# Did a stupid today.



## Hutch (Dec 19, 2012)

I wanted to change out front LED on one of my locos so I cut wires where that were soldered together under some shrink tubing and added a nice warm white LED. I tested it to be sure it worked before powering up the decoder and I couldn't get it to work. Couldn't figure it until I took the tender apart and looked. No limiting resistor where I thought I put it. I had wired it in the loco covered with the shrink tubing that I cut out. Blew that output. After that I got to learn how to remap another function wire and everything is fine now, except I no longer have an extra wire for anything else.

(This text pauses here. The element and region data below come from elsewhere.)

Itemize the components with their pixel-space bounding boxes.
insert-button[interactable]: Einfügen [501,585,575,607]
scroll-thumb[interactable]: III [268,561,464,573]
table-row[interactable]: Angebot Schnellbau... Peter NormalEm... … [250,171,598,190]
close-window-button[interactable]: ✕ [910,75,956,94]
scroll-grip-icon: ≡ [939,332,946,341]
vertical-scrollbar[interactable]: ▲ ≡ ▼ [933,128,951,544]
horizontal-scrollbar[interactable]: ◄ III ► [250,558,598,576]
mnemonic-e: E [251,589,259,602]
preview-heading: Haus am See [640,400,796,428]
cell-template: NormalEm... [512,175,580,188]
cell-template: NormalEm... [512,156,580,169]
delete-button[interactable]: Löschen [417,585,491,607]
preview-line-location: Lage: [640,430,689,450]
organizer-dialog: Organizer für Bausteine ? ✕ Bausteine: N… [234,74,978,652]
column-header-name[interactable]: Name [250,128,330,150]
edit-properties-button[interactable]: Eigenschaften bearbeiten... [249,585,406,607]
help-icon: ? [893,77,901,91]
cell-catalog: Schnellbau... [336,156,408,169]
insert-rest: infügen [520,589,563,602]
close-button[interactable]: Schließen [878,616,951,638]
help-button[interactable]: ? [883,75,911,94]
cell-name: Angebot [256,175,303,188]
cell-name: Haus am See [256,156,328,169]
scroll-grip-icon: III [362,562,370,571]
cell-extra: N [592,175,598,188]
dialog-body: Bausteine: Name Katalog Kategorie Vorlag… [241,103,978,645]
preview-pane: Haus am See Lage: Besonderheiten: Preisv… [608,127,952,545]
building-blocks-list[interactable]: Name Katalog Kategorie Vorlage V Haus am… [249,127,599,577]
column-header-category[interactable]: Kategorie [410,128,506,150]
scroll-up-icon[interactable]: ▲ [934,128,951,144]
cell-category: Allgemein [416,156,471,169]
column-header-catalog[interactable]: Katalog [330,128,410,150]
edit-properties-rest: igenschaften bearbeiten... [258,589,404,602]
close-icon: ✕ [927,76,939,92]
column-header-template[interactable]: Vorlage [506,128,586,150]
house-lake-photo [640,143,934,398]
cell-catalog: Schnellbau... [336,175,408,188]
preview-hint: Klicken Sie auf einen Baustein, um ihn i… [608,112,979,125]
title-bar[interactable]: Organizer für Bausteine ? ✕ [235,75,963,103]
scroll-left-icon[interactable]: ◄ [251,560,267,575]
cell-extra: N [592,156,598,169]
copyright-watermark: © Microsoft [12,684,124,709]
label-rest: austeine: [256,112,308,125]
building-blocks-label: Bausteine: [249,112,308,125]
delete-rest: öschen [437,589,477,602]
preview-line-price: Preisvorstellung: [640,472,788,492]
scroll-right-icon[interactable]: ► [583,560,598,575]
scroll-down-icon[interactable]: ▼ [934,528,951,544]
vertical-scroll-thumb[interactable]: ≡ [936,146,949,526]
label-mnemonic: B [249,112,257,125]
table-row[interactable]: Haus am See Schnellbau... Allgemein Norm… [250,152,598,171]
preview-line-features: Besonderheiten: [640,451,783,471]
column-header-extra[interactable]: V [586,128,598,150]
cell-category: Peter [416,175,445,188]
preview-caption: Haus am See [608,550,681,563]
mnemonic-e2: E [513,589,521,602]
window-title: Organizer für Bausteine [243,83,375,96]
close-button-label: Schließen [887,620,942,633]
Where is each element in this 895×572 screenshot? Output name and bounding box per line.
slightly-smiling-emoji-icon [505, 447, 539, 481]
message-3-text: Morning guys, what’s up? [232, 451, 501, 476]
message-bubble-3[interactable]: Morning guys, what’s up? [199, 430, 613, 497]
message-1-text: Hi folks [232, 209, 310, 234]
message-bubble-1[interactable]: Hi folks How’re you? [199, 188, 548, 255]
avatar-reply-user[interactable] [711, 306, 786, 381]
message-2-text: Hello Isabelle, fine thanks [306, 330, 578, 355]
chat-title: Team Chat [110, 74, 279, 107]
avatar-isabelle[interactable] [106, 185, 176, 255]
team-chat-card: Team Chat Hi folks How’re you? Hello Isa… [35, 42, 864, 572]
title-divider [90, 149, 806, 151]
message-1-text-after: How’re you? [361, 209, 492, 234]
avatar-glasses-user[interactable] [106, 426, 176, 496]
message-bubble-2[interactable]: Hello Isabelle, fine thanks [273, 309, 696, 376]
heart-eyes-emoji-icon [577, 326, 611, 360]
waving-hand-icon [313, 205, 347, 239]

BTW It was fun learning how to remap the function keys using CV values instead of my usual JMRI approach. Learned something new. That's always a good thing.


----------



## DonR (Oct 18, 2012)

Been there, done that.

Don


----------



## Hutch (Dec 19, 2012)

Thanks Don. I'm glad I'm not the first.:laugh:


----------



## Ray Haddad (Feb 19, 2014)

What is the output transistor part number? I may have an SMT part to replace it.


----------



## Hutch (Dec 19, 2012)

I think it's 702. In which case I can get them for free from ON Semiconductor where I work. I don't think I'll bother repairing it though unless I really need to. Since the smoke stayed in, it might be a pain to figure out which one needs to be replaced.
Thanks for the offer.


----------



## golfermd (Apr 19, 2013)

Hutch said:


> Thanks Don. I'm glad I'm not the first.:laugh:


Nor will you be the last...


----------